The man did not return her kindness. An angry flash lit his eyes, and he looked extremely haughty and unapproachable, no longer a lonely figure needing sympathy, but a high personage. Mary lowered her lashes, abashed; and when she did this Vanno, who was on the point of hating her because she was not the white angel he had thought, doubted again, and was more bewildered than ever. Her friendly smile had been sweet, and he, who was here only because of her, had quenched its light! He regretted passionately his own ungraciousness, no matter what the girl might be. And she looked so young, her eyes so full of sea and heaven! On what errand had she come alone to this place? He determined that he would know, and soon.
VII
Mary ordered coffee in the hall, because something of her delight in the gay restaurant had been crushed out by Vanno's snub. She was no longer at peace under his eyes, and wished to avoid meeting them again, so it was pleasanter to go away. But even in the hall she could not forget him, as she had forgotten him after Marseilles. When he too came out from the restaurant, not long after, she saw him, though he was at a distance, saw him without even turning her eyes; and she thought how tall he was, and how much a man, although slender to the point of leanness. He sat on a sofa in the hall, and ordered coffee. Mary knew, though she did not look at him again, and interested herself instead in other people.

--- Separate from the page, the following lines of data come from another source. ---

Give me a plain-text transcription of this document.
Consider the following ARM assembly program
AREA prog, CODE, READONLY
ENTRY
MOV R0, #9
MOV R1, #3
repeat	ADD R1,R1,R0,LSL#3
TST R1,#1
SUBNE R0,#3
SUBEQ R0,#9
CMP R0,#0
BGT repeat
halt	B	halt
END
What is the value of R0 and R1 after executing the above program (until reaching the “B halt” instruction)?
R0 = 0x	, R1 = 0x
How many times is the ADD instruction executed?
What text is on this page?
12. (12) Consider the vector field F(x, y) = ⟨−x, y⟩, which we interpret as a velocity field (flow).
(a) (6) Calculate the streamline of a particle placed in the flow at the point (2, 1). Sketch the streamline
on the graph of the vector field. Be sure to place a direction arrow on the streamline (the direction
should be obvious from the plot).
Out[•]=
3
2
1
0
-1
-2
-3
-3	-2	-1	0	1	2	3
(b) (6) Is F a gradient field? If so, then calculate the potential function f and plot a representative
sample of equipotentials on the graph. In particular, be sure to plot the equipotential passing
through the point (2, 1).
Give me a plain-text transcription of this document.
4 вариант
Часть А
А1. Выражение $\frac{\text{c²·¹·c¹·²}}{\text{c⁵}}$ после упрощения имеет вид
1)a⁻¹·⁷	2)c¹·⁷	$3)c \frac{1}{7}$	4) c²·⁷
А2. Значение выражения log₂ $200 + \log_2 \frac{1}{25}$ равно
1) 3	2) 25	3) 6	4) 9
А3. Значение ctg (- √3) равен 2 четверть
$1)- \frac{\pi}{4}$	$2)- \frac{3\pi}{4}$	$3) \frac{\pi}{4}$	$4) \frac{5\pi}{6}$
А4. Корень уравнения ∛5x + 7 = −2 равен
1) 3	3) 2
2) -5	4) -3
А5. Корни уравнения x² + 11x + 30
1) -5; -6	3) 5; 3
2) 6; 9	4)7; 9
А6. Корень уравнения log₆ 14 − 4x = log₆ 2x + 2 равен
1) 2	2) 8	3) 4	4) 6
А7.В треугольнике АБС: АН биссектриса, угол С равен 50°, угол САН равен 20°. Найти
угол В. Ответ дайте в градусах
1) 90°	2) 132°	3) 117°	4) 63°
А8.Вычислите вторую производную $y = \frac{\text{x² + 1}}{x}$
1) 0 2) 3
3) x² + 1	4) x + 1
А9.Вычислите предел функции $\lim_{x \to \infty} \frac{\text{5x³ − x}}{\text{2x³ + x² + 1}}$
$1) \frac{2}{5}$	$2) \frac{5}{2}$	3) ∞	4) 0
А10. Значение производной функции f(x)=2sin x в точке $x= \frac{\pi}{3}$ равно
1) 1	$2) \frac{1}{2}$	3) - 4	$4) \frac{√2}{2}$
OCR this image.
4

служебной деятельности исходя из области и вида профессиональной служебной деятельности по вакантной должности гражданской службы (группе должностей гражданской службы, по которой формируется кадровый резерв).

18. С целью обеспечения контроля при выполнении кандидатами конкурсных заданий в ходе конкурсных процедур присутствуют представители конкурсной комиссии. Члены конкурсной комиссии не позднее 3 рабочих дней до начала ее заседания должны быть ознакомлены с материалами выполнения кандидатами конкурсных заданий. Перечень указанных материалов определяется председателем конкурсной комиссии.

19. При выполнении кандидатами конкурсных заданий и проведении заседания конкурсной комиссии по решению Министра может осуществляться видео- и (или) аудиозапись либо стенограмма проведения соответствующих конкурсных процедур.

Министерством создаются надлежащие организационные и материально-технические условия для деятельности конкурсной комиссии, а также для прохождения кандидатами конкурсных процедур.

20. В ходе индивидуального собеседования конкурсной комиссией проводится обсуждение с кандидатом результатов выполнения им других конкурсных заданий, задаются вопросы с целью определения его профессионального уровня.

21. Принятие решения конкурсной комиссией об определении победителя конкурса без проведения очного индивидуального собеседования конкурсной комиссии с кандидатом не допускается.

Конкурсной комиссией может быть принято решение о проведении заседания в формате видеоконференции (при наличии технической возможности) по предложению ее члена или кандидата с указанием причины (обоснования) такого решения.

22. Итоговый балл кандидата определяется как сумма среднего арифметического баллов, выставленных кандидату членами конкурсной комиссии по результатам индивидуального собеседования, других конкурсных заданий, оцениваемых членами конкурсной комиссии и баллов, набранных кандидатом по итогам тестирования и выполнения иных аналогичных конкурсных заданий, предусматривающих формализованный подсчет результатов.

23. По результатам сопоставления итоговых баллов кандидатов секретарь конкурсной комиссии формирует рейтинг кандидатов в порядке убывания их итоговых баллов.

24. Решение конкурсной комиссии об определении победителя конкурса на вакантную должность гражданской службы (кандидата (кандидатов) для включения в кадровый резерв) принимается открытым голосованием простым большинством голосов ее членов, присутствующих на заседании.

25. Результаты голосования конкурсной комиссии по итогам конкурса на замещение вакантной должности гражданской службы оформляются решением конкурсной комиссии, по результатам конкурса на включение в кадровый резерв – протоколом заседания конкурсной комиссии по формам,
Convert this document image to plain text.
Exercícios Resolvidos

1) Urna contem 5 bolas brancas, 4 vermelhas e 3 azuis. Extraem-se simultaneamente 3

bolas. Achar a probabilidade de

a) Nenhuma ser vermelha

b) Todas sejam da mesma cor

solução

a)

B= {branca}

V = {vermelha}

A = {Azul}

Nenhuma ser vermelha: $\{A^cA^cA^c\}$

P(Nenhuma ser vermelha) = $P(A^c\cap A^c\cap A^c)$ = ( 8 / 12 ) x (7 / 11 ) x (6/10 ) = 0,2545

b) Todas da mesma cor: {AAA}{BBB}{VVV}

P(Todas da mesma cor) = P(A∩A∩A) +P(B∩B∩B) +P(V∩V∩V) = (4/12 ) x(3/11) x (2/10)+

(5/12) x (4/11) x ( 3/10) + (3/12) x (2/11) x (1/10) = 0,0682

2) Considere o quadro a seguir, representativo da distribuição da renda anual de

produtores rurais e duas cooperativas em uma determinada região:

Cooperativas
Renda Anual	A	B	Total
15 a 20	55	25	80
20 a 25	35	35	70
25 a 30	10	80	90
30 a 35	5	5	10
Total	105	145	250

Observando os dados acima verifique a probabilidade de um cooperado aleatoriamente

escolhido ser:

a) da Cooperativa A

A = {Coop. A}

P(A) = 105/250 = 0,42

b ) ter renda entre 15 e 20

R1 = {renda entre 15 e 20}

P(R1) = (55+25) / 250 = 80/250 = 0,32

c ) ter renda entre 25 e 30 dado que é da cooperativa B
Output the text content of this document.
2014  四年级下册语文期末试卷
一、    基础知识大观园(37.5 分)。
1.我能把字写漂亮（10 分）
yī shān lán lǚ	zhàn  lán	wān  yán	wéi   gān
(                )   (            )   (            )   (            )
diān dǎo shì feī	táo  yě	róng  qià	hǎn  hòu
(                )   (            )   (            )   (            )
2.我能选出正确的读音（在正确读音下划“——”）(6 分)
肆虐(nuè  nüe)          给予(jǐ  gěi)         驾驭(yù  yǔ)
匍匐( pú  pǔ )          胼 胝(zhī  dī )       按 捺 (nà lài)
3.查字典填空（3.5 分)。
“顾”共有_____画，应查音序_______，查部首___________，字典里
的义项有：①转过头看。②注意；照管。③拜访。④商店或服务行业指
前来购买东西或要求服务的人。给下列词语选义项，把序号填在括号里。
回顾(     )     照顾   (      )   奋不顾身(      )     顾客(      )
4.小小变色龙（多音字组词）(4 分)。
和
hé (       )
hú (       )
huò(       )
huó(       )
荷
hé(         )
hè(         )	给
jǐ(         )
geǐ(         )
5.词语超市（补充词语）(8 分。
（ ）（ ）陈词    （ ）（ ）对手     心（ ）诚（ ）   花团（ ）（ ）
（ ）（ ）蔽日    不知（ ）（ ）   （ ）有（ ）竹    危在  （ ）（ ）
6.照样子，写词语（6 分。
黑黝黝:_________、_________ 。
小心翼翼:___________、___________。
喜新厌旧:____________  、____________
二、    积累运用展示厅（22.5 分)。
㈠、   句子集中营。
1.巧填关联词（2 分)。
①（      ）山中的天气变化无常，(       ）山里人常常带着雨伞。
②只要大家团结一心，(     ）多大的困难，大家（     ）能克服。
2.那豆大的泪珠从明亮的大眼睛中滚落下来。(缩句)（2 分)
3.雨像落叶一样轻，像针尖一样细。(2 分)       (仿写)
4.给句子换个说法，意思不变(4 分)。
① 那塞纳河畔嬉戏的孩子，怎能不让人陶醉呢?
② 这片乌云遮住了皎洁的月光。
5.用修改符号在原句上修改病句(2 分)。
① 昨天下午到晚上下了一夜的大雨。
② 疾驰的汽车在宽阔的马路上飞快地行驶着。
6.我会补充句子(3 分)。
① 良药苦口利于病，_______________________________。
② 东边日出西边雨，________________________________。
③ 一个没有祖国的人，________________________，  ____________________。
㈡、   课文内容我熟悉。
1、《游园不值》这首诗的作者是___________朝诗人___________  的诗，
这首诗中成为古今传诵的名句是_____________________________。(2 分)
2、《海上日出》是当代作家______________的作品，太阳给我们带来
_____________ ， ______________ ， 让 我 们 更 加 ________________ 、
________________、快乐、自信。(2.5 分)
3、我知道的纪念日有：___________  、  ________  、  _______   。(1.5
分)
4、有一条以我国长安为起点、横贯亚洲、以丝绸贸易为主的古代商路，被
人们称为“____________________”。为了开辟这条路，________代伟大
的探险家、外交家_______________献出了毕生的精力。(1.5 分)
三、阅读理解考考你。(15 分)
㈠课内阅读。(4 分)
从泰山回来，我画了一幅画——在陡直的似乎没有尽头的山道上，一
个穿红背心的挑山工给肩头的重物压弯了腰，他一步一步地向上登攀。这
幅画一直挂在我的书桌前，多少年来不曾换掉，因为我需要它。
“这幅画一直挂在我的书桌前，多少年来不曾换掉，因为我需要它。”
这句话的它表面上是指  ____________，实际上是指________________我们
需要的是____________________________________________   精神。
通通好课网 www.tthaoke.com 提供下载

All those who came from dinner, except the Prince, drank their coffee and went out. Some went by the front door, taking the direction of the Casino. Others disappeared into an unknown part of the hotel; and so many chose this way, that Mary inquired of a passing waiter where they were all going. "To the Casino, Mademoiselle, by the underground passage, to avoid the night air," the servant answered.
To the Casino. Everybody was going to the Casino. It was time that Mary should go to the Casino, too. She had brought down her new white cloak with the swansdown collar, and asked a liveried man to put it aside for her while she dined. Now she claimed it again, and having no fear of the "night air," walked out into the azure flood which had overflowed the fantastic fairyland like deep, blue water. The gardens lay drowned in this translucent, magic sea, and the coolness of the sunset hour had been mysteriously followed by a balmy warmth, like the temperature of a summer night in England.
There were as many people in the Place as there had been in the afternoon, and all those who were not sitting on garden seats looking at the Casino were walking toward the Casino, or just coming out of the Casino. The eyes of the big, horned animal were blazing with light, and glared in the blue dusk with the hard, bright stare of the gold eyes in a peacock's tail. Windows of the Riviera Palace on the hill above were like orange-coloured lanterns hung against an indigo curtain; and in the Place itself bunches of vivid yellow lights, in globes like illuminated fruit set on tall lamp posts, lit the foreground of the strange picture with unnatural brilliance. Grass and trees were a vivid, arsenical green, almost vicious yet beautiful, and the flowers gleamed like resting butterflies. The summer warmth of the air had a curiously tonic and exciting quality. It seemed to have gathered into its breath the sea's salt, the luscious sweetness of heavy white datura bells dangling among dark leaves in the gardens, an aromatic tang of pepper trees and eucalyptus, and a vague, haunting perfume of women's hair and laces. These mingling odours, suggested to the senses rather than apprehended by them, mounted to Mary's brain, and set her heartstrings quivering with unknown emotions sweet as pleasure and keen as pain.
As she went slowly down the hotel steps to walk across the Place her eyes held a new expression. When she had first told herself that she could not stay at the convent, they had asked, looking toward the world, "What is life?" Now they said, "I have begun to live, and I will go on, on, no matter where, because I must know what life means."
Her cheeks were burning still from the first champagne she had ever tasted, and the sweet air cooled them pleasantly. Seeing a number of people on benches opposite the Casino, she decided to sit down for a few minutes before going in. None of these benches was empty, but one was unoccupied save for a young man and a girl, who sat at one end. Mary rather timidly took the other corner, but the couple, after giving her a long stare, returned to their conversation as if she were no more than a shadow.
"This is the last, last straw!" the man grumbled, in English. "I thought there was one missing."